PRETORIA, South Africa - South Africa will treat all HIV-positive babies and expand testing, the president announced Tuesday – a dramatic and eagerly awaited shift in a country that has more people living with HIV than any other.
President Jacob Zuma’s speech on World AIDS Day was viewed as a definitive turning point for a nation where the previous administration distrusted drugs developed to keep AIDS patients alive and instead promoted garlic treatments.
One Harvard study said that resulted in more than 300,000 premature deaths.
Zuma compared the fight against AIDS to the decades-long struggle against the apartheid government.
The struggle ended in 1994 with the election of Nelson Mandela in the country’s first multiracial elections.
“At another moment in our history, in another context, the liberation movement observed that the time comes in the life of any nation when there remain only two choices: submit or fight,” Zuma said. “That time has now come in our struggle to overcome AIDS. Let us declare now, as we declared then, that we shall not submit.”

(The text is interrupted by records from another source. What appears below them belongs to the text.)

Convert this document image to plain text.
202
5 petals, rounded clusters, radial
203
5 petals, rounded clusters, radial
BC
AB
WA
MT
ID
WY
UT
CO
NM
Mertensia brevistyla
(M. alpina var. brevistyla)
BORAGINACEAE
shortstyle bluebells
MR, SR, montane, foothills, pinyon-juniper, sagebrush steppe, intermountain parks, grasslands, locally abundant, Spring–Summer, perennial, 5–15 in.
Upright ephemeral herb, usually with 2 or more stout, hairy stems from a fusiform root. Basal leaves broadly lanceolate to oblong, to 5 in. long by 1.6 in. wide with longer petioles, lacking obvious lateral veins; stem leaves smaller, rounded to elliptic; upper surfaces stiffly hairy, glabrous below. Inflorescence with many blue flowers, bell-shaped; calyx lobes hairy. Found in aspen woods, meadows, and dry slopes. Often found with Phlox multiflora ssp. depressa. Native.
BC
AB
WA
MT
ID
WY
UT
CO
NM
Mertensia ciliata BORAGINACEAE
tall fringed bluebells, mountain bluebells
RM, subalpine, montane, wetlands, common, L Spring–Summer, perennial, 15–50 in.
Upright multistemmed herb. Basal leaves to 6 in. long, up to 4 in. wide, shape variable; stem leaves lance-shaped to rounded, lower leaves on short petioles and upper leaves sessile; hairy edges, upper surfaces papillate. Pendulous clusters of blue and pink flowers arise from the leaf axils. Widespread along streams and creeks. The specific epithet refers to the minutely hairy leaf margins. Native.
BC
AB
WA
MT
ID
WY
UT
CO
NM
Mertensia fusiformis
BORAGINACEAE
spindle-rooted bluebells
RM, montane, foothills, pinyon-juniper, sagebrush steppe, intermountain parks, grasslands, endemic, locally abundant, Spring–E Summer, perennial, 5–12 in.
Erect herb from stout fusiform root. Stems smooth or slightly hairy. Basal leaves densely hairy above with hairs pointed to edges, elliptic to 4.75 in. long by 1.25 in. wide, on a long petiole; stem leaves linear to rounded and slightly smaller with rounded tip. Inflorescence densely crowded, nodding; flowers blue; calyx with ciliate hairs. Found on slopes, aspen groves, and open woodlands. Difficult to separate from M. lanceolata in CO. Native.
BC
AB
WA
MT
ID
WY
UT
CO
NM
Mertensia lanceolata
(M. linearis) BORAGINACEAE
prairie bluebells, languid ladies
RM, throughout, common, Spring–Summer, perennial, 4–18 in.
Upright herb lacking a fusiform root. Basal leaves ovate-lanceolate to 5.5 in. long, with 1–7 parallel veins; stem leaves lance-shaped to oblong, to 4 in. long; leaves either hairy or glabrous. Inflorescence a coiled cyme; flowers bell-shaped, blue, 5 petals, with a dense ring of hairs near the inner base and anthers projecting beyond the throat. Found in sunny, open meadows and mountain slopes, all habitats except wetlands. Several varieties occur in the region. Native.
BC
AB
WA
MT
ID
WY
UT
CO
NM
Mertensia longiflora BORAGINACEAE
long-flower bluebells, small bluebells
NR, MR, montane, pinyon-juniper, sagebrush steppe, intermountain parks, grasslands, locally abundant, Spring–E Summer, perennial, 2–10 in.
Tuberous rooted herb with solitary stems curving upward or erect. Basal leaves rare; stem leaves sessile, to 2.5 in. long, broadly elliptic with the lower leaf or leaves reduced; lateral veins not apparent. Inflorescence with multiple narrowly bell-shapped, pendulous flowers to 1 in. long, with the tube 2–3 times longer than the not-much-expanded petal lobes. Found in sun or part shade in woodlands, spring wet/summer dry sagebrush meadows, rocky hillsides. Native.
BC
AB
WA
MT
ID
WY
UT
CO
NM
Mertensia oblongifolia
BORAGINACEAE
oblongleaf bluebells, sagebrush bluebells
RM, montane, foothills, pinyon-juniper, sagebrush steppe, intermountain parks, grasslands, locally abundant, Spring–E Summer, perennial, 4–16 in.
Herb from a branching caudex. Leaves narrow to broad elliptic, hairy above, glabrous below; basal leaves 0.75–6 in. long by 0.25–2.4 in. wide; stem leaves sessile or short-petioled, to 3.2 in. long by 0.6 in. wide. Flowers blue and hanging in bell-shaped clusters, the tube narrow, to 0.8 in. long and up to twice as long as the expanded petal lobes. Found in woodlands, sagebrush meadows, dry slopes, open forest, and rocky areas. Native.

Zuma was greeted with a standing ovation when he entered a Pretoria exhibition hall filled with several thousand people.
In some ways, Zuma is an unlikely AIDS hero.
In 2006, while being tried on charges of raping an HIV-positive family friend, he was ridiculed for testifying that he took a shower after sex to lower the risk of AIDS. He was acquitted of rape.
Zuma, a one-time chairman of the country’s national AIDS council, may never live down the shower comment.
But he has won praise for appointing Dr. Aaron Motsoaledi as his health minister. AIDS activists say Motsoaledi trusts science and is willing to learn from past mistakes.
UNAIDS executive director Michel Sidibe, who took the podium shortly before Zuma, told the president: “What you do from this day forward will write, or rewrite, the story of AIDS across Africa.”